STRASBOURG (Reuters) - Emmanuel Macron a appelé mardi devant le Parlement européen à refuser "l'Europe de l'habitude" et à dépasser les clivages traditionnels, en écho à son désir de bouleverser les équilibres politiques lors des élections européennes de mai 2019.

Face à lui dans l'hémicycle strasbourgeois, les présidents des grands groupes politiques ont souligné la difficulté qu'il aurait à faire triompher ses idées de réformes, qui se heurtent à de fortes résistances dans nombre d'Etats membres.
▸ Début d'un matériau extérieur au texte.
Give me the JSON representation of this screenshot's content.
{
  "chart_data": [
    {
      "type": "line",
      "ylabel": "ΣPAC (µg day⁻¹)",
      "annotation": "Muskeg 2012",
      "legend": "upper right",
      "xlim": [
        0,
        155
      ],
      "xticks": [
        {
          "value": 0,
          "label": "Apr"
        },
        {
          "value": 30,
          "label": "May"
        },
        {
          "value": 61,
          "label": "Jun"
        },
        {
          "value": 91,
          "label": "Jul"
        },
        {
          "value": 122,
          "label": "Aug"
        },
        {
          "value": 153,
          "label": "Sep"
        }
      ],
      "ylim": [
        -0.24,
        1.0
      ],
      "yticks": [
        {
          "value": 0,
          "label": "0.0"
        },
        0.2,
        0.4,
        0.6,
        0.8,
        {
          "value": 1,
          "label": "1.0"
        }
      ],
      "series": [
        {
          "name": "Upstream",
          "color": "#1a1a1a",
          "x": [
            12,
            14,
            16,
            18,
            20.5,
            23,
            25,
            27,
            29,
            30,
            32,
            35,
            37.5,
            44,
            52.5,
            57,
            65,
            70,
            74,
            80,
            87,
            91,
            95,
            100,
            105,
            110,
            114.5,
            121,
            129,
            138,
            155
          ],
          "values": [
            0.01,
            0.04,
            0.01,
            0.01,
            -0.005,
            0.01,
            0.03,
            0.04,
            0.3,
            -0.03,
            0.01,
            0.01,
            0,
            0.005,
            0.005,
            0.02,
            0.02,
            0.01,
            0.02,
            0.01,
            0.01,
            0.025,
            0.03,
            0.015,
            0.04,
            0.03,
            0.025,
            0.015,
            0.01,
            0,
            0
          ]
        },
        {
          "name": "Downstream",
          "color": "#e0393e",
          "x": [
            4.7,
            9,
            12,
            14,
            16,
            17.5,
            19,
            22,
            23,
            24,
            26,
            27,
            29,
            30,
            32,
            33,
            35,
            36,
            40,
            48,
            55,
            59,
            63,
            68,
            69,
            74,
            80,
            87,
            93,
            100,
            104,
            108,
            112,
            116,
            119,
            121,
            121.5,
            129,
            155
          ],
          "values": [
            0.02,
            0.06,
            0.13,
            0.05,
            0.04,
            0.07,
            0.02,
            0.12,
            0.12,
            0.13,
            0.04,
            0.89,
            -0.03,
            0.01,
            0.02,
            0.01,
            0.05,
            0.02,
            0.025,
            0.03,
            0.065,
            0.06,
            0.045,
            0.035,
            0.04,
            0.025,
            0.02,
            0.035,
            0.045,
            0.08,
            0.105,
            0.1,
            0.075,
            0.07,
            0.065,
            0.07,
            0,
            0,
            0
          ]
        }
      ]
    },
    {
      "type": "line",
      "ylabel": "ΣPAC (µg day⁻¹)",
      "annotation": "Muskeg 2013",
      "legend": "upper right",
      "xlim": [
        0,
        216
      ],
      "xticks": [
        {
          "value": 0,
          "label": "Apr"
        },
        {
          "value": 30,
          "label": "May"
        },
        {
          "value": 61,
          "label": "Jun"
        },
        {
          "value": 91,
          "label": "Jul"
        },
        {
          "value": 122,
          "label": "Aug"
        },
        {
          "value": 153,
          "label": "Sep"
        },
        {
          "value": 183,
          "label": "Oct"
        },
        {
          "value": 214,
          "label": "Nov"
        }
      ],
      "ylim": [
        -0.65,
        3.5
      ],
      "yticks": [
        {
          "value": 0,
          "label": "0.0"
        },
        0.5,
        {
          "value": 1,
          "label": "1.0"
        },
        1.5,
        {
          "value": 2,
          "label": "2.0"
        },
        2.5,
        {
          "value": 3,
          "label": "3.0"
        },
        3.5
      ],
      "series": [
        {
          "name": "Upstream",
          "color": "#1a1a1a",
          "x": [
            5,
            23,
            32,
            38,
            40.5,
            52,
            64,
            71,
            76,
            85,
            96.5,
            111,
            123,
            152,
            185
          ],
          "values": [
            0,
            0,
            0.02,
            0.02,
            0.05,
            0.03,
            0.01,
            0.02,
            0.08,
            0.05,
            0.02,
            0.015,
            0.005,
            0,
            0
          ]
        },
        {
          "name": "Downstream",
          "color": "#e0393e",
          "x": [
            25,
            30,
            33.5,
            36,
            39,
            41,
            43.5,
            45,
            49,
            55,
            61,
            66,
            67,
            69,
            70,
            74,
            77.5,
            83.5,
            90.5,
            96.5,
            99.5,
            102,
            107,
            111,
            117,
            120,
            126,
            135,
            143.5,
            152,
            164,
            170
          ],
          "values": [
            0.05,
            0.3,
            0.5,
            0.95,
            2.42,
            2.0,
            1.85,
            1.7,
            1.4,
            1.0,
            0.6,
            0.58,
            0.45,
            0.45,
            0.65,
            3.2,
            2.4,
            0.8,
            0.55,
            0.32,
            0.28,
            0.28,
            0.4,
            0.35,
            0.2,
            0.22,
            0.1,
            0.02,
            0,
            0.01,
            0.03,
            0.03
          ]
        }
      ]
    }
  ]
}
"Il y en a beaucoup qui aujourd'hui pensent qu'on peut continuer à préférer les confrontations habituelles, les certitudes d'hier (...), les divisions bien connues et bien concertées", a dit le président français.

Face à des menaces existentielles pour l'Europe, "je ne veux pas appartenir à une génération de somnambules", a-t-il proclamé, disant l'urgence de sensibiliser les citoyens à l'importance du prochain scrutin européen.

"Notre responsabilité dans les mois à venir, c'est d'organiser le vrai débat européen" pour que les peuples puissent choisir entre "ceux qui veulent une Europe qui ne propose plus, ceux qui veulent une Europe du repli, ceux qui veulent une Europe de l'habitude ou ceux qui sont prêts à porter une Europe de l'ambition, d'une souveraineté réinventée, d'une démocratie vivante, celle à laquelle nous croyons", a-t-il dit.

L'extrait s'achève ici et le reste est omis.